By default, the shipped templates live in the C:\Program Files\Microsoft Expression\Media 1.0\en\Plug-ins\HTML Templates folder. If you create user templates, you want to store them in one of the following locations:
Windows XP - C:\Documents and Settings\<username>\application Data\Expression Media\Plug-ins\HTML Templates
Windows Vista - C:\Users\<username>\AppData\Roaming\Expression Media\Plug-ins\HTML Templates
Mac - in one of three folders:
· ~User/Library/Application Support/Expression Media/Plug-ins/HTML Templates
· /Library/Application Support/Expression Media/Plug-ins/HTML Templates
· Network/Library/Application Support/Expression Media/Plug-ins/HTML Templates
The two template files themselves are simply normal HTML files, which can be created in any web development environment, or even a simple text editor like Notepad. In addition to the HTML code, they contain iView tags. When you make a gallery, Expression Media replaces these tags with specific information from your gallery, links to the web pages it creates, etc. For instance:
(iView:Filename) is replaced by the name of the image file name. (iView:GoIndex) is replaced by a link to the index page of the gallery. (iView:Catalog) is replaced by the name of your Expression Media file, without the extension.
A full listing of the tags is available in the Expression Media User Guide, available for download at http://www.microsoft.com/downloads/details.aspx?FamilyID=dd27d551-afda-41b2-9332-ce958abe7435&DisplayLang=en.

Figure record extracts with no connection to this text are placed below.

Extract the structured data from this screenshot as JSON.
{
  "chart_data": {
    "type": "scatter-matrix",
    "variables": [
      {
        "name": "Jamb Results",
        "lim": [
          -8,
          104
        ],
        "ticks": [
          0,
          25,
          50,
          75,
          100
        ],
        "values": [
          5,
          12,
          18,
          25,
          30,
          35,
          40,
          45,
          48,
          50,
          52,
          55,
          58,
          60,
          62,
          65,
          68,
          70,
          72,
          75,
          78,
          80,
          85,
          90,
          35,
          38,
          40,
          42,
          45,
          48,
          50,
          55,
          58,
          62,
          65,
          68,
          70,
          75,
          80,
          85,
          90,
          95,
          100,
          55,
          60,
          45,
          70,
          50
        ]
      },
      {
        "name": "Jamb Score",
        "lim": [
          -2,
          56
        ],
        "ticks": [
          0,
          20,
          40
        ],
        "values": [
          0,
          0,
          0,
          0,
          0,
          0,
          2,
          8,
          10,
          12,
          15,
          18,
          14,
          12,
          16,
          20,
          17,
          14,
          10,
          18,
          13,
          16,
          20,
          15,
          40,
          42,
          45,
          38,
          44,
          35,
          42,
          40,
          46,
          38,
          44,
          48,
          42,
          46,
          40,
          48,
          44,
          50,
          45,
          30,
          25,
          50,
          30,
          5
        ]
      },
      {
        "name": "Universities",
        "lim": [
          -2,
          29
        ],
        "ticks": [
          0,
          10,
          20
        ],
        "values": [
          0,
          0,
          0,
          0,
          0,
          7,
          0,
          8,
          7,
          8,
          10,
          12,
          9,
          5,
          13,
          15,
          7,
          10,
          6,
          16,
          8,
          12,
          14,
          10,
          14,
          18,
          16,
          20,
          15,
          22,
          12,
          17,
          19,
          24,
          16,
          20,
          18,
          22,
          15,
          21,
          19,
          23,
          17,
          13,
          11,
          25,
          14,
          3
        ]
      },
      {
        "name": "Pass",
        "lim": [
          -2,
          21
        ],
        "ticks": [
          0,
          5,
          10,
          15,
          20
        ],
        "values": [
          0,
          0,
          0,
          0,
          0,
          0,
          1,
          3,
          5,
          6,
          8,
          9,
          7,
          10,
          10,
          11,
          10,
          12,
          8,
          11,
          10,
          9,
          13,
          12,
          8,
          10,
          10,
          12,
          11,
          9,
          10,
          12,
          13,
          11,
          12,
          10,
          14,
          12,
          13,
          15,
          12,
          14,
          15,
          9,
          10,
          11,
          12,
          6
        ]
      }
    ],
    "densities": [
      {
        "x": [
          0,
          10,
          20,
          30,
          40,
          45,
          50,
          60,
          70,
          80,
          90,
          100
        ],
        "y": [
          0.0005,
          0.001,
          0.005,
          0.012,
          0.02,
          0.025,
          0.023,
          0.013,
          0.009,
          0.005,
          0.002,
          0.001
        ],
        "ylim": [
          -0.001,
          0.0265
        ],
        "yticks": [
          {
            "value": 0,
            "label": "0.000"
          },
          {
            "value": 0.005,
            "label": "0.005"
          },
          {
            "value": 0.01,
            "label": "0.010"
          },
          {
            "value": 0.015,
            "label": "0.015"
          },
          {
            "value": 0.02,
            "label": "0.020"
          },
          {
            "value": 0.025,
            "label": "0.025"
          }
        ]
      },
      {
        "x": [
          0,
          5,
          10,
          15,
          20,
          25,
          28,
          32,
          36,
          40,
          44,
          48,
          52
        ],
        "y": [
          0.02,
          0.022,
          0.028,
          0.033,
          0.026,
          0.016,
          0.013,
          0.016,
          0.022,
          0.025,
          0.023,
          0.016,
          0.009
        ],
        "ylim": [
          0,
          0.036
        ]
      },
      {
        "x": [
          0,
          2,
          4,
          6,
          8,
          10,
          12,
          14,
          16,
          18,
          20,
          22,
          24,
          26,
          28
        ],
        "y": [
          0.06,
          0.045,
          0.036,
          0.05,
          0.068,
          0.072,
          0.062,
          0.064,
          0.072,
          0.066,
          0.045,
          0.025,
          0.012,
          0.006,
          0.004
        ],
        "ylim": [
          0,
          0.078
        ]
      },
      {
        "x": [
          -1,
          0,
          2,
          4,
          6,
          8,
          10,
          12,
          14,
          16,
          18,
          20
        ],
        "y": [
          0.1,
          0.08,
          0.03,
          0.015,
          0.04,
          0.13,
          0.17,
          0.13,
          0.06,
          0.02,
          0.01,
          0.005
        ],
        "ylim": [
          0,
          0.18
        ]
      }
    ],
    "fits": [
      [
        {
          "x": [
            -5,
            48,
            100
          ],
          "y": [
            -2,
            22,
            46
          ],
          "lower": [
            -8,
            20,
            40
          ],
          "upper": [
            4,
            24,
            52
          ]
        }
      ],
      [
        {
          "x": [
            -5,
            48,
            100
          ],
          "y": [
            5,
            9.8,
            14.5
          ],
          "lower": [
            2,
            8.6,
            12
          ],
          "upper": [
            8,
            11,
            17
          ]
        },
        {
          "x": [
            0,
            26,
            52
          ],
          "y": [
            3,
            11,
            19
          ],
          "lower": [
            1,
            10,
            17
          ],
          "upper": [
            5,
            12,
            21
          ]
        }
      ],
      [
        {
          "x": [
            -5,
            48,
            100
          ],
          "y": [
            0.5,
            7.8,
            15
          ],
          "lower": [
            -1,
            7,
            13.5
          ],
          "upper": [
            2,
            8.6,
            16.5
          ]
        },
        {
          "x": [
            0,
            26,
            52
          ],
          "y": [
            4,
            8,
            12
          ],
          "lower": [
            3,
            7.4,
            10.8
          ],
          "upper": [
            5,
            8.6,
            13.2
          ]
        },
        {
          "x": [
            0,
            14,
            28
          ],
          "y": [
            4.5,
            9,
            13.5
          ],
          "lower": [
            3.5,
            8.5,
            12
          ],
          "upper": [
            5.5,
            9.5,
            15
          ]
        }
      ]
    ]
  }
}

To start with an existing template, copy the whole folder of the theme closest to the one you want to use, and paste it into the user templates. Rename it to whatever unique name you like, and open the files in your chosen HTML editor. Keep in mind that the hard coded text, colors, etc. can be changed in the design environment, but the iView tags must be added within the HTML code itself.
I found it easier for my website to start with my basic web page colors and design, and simply add in the iView tags where I needed them. To get the right arrangement of tags for the index page I opened existing index.html and copied part of the code into mine. It took some experimentation, but when I was done, I had galleries that exactly matched my website theme.